The City of Albany will use a new Coastal Conservancy grant, in partnership with the city of El Cerrito, to begin demonstration work on Albany Hill aimed at reducing wildfire risk while improving habitat for pollinators.
Margo Cunningham, the city’s Natural Areas coordinator, told commissioners the grant will fund selective removals — roughly 25 to 50 trees on Albany Hill’s Taft side and up to 190 removals in El Cerrito — and a pilot program to plant 24 trial trees selected for monarch habitat. The project pairs vegetation management intended to reduce risks posed by dense, declining stands of eucalyptus and non‑native trees with native‑plantings, community milling workshops to repurpose felled wood, public habitat workdays and a workforce development element to train and certify the city’s urban watershed restoration crew.
“Working with the city of El Cerrito, we’ve come up with a demonstration project that involves tree removals,” Cunningham said, and added the project is meant to be repeatable by other agencies. Cunningham also highlighted monarch activity on Albany Hill and noted trial-planting locations between the Taft turnaround and just below the summit.
Commissioners asked about other funding avenues such as the Wildlife Conservation Board, Cal Fire and the U.S. Forest Service. Cunningham said the city applied previously to a Forest Service grant and did not receive it; staff were following up on feedback that the application did not clearly show eligibility as part of a community wildfire program and were pursuing other opportunities including an MTC priority conservation area grant and internal match funds.
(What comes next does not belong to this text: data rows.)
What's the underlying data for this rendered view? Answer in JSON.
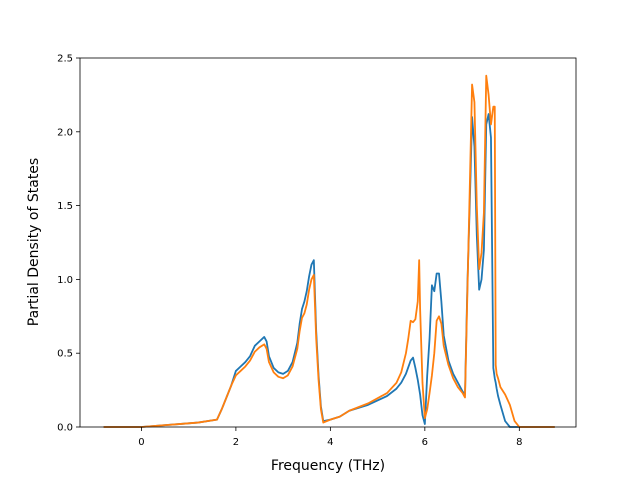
{
  "chart_data": {
    "type": "line",
    "xlabel": "Frequency (THz)",
    "ylabel": "Partial Density of States",
    "xlim": [
      -1.3,
      9.2
    ],
    "ylim": [
      0.0,
      2.5
    ],
    "xticks": [
      "0",
      "2",
      "4",
      "6",
      "8"
    ],
    "yticks": [
      "0.0",
      "0.5",
      "1.0",
      "1.5",
      "2.0",
      "2.5"
    ],
    "grid": false,
    "series": [
      {
        "color": "#1f77b4",
        "x": [
          -0.8,
          0.0,
          0.4,
          0.8,
          1.2,
          1.6,
          1.7,
          1.8,
          1.9,
          2.0,
          2.1,
          2.2,
          2.3,
          2.4,
          2.5,
          2.6,
          2.65,
          2.7,
          2.8,
          2.9,
          3.0,
          3.1,
          3.2,
          3.3,
          3.35,
          3.4,
          3.45,
          3.5,
          3.55,
          3.6,
          3.65,
          3.7,
          3.75,
          3.8,
          3.85,
          4.0,
          4.2,
          4.4,
          4.8,
          5.2,
          5.4,
          5.5,
          5.6,
          5.7,
          5.75,
          5.8,
          5.85,
          5.9,
          5.95,
          6.0,
          6.05,
          6.1,
          6.15,
          6.2,
          6.25,
          6.3,
          6.35,
          6.4,
          6.5,
          6.6,
          6.7,
          6.8,
          6.85,
          6.9,
          6.95,
          7.0,
          7.05,
          7.1,
          7.15,
          7.2,
          7.25,
          7.3,
          7.35,
          7.4,
          7.45,
          7.48,
          7.5,
          7.52,
          7.55,
          7.6,
          7.7,
          7.8,
          7.9,
          8.0,
          8.2,
          8.5,
          8.75
        ],
        "y": [
          0.0,
          0.0,
          0.01,
          0.02,
          0.03,
          0.05,
          0.12,
          0.2,
          0.28,
          0.38,
          0.41,
          0.44,
          0.48,
          0.55,
          0.58,
          0.61,
          0.58,
          0.48,
          0.4,
          0.37,
          0.36,
          0.38,
          0.44,
          0.57,
          0.7,
          0.8,
          0.85,
          0.92,
          1.02,
          1.1,
          1.13,
          0.65,
          0.35,
          0.14,
          0.04,
          0.05,
          0.07,
          0.11,
          0.15,
          0.21,
          0.26,
          0.3,
          0.36,
          0.45,
          0.47,
          0.4,
          0.32,
          0.22,
          0.08,
          0.02,
          0.35,
          0.6,
          0.96,
          0.92,
          1.04,
          1.04,
          0.85,
          0.62,
          0.45,
          0.36,
          0.3,
          0.24,
          0.22,
          0.95,
          1.5,
          2.1,
          1.9,
          1.3,
          0.93,
          1.0,
          1.2,
          2.05,
          2.12,
          1.96,
          0.4,
          0.33,
          0.3,
          0.26,
          0.21,
          0.15,
          0.04,
          0.0,
          0.0,
          0.0,
          0.0,
          0.0,
          0.0
        ]
      },
      {
        "color": "#ff7f0e",
        "x": [
          -0.8,
          0.0,
          0.4,
          0.8,
          1.2,
          1.6,
          1.7,
          1.8,
          1.9,
          2.0,
          2.1,
          2.2,
          2.3,
          2.4,
          2.5,
          2.6,
          2.65,
          2.7,
          2.8,
          2.9,
          3.0,
          3.1,
          3.2,
          3.3,
          3.35,
          3.4,
          3.45,
          3.5,
          3.55,
          3.6,
          3.65,
          3.7,
          3.75,
          3.8,
          3.85,
          4.0,
          4.2,
          4.4,
          4.8,
          5.2,
          5.4,
          5.5,
          5.6,
          5.65,
          5.7,
          5.75,
          5.8,
          5.85,
          5.88,
          5.9,
          5.95,
          6.0,
          6.05,
          6.1,
          6.15,
          6.2,
          6.25,
          6.3,
          6.35,
          6.4,
          6.5,
          6.6,
          6.7,
          6.8,
          6.85,
          6.9,
          6.95,
          7.0,
          7.05,
          7.1,
          7.15,
          7.2,
          7.25,
          7.3,
          7.35,
          7.4,
          7.45,
          7.48,
          7.5,
          7.52,
          7.55,
          7.6,
          7.7,
          7.8,
          7.9,
          8.0,
          8.2,
          8.5,
          8.75
        ],
        "y": [
          0.0,
          0.0,
          0.01,
          0.02,
          0.03,
          0.05,
          0.12,
          0.2,
          0.28,
          0.35,
          0.38,
          0.41,
          0.45,
          0.51,
          0.54,
          0.56,
          0.53,
          0.44,
          0.37,
          0.34,
          0.33,
          0.35,
          0.41,
          0.53,
          0.65,
          0.74,
          0.77,
          0.83,
          0.93,
          1.0,
          1.03,
          0.6,
          0.32,
          0.12,
          0.03,
          0.05,
          0.07,
          0.11,
          0.16,
          0.23,
          0.3,
          0.37,
          0.5,
          0.6,
          0.72,
          0.71,
          0.73,
          0.85,
          1.13,
          0.8,
          0.3,
          0.06,
          0.12,
          0.23,
          0.35,
          0.5,
          0.72,
          0.75,
          0.7,
          0.55,
          0.42,
          0.33,
          0.27,
          0.23,
          0.2,
          0.9,
          1.6,
          2.32,
          2.2,
          1.5,
          1.07,
          1.18,
          1.45,
          2.38,
          2.25,
          2.05,
          2.17,
          2.17,
          0.42,
          0.36,
          0.33,
          0.27,
          0.22,
          0.15,
          0.04,
          0.0,
          0.0,
          0.0,
          0.0
        ]
      }
    ]
  }
}
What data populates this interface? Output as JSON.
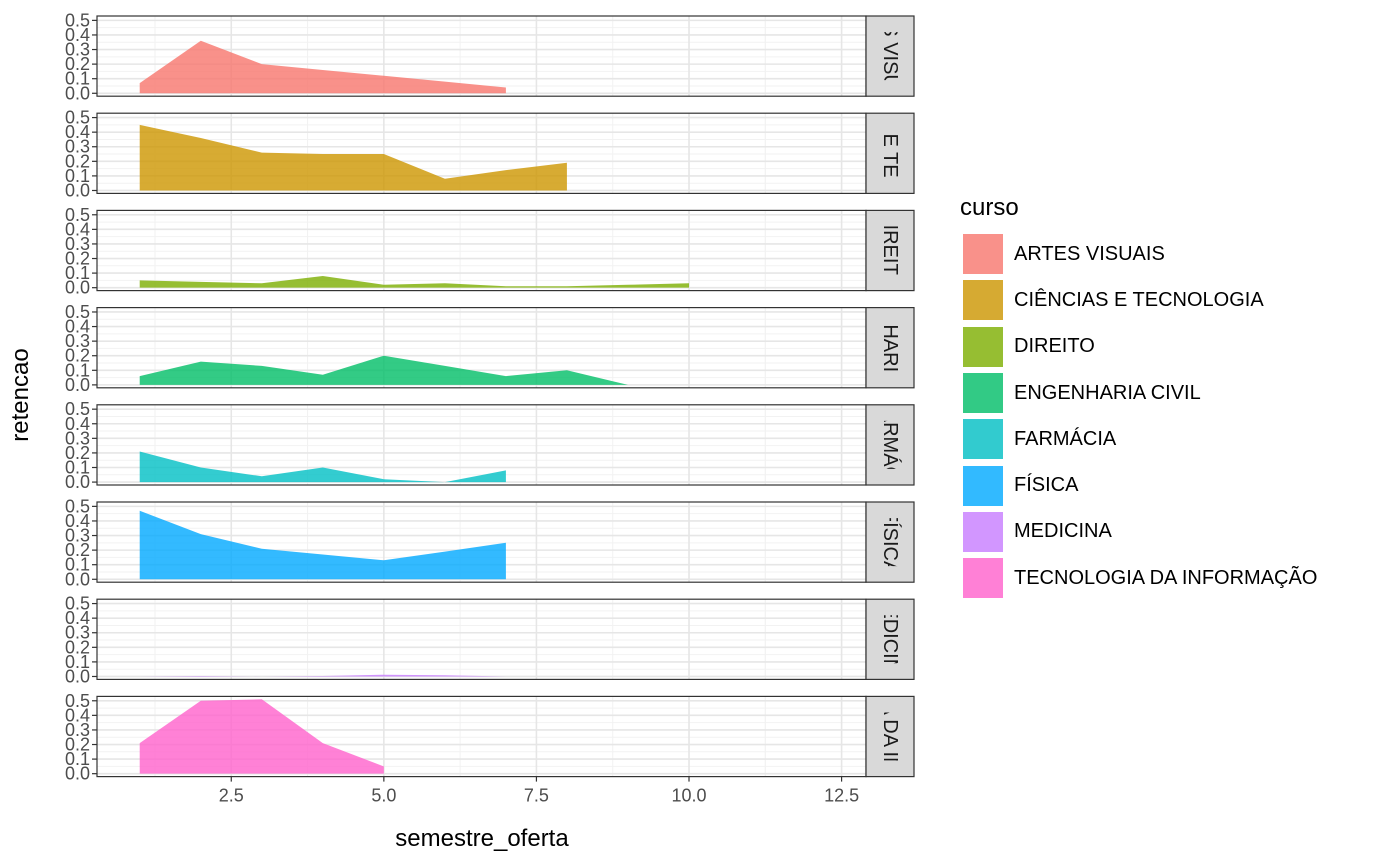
{
  "chart_data": {
    "type": "area",
    "xlabel": "semestre_oferta",
    "ylabel": "retencao",
    "xlim": [
      0.3,
      12.9
    ],
    "ylim": [
      -0.02,
      0.53
    ],
    "x_ticks": [
      "2.5",
      "5.0",
      "7.5",
      "10.0",
      "12.5"
    ],
    "x_tick_values": [
      2.5,
      5.0,
      7.5,
      10.0,
      12.5
    ],
    "y_ticks": [
      "0.0",
      "0.1",
      "0.2",
      "0.3",
      "0.4",
      "0.5"
    ],
    "y_tick_values": [
      0.0,
      0.1,
      0.2,
      0.3,
      0.4,
      0.5
    ],
    "grid": true,
    "legend": {
      "title": "curso",
      "placement": "right"
    },
    "series": [
      {
        "name": "ARTES VISUAIS",
        "strip": "ES VISUA",
        "color": "#F8766D",
        "x": [
          1,
          2,
          3,
          4,
          5,
          6,
          7
        ],
        "y": [
          0.07,
          0.36,
          0.2,
          0.16,
          0.12,
          0.08,
          0.04
        ]
      },
      {
        "name": "CIÊNCIAS E TECNOLOGIA",
        "strip": "S E TEC",
        "color": "#CD9600",
        "x": [
          1,
          2,
          3,
          4,
          5,
          6,
          7,
          8
        ],
        "y": [
          0.45,
          0.36,
          0.26,
          0.25,
          0.25,
          0.08,
          0.14,
          0.19
        ]
      },
      {
        "name": "DIREITO",
        "strip": "DIREITO",
        "color": "#7CAE00",
        "x": [
          1,
          2,
          3,
          4,
          5,
          6,
          7,
          8,
          9,
          10
        ],
        "y": [
          0.05,
          0.04,
          0.03,
          0.08,
          0.02,
          0.03,
          0.01,
          0.01,
          0.02,
          0.03
        ]
      },
      {
        "name": "ENGENHARIA CIVIL",
        "strip": "NHARIA",
        "color": "#00BE67",
        "x": [
          1,
          2,
          3,
          4,
          5,
          6,
          7,
          8,
          9
        ],
        "y": [
          0.06,
          0.16,
          0.13,
          0.07,
          0.2,
          0.13,
          0.06,
          0.1,
          0.0
        ]
      },
      {
        "name": "FARMÁCIA",
        "strip": "ARMÁC",
        "color": "#00BFC4",
        "x": [
          1,
          2,
          3,
          4,
          5,
          6,
          7
        ],
        "y": [
          0.21,
          0.1,
          0.04,
          0.1,
          0.02,
          0.0,
          0.08
        ]
      },
      {
        "name": "FÍSICA",
        "strip": "FÍSICA",
        "color": "#00A9FF",
        "x": [
          1,
          2,
          3,
          4,
          5,
          6,
          7
        ],
        "y": [
          0.47,
          0.31,
          0.21,
          0.17,
          0.13,
          0.19,
          0.25
        ]
      },
      {
        "name": "MEDICINA",
        "strip": "EDICIN",
        "color": "#C77CFF",
        "x": [
          1,
          2,
          3,
          4,
          5,
          6,
          7
        ],
        "y": [
          0.0,
          0.003,
          0.0,
          0.003,
          0.012,
          0.008,
          0.0
        ]
      },
      {
        "name": "TECNOLOGIA DA INFORMAÇÃO",
        "strip": "A DA IN",
        "color": "#FF61CC",
        "x": [
          1,
          2,
          3,
          4,
          5
        ],
        "y": [
          0.21,
          0.5,
          0.51,
          0.21,
          0.05
        ]
      }
    ]
  }
}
Cunningham said the project includes a public outreach and education component: community milling workshops after tree felling, giveaways of milled lumber for community projects, invasive‑plant removal and native‑plant education. She also said the grant will help pay for electric or battery‑powered chainsaws and certification training so staff can conduct more vegetation management on the hill.
Commissioners and a public commenter noted recent Western Monarch counts and local tagging studies; Cunningham and the public offered to help coordinate volunteer monitoring or tagging events.
Staff described the work as an initial phase that follows the Albany Hill Forest Management and Habitat Restoration Plan approved earlier this year and said they would return with updates as grant‑funded work ramps up.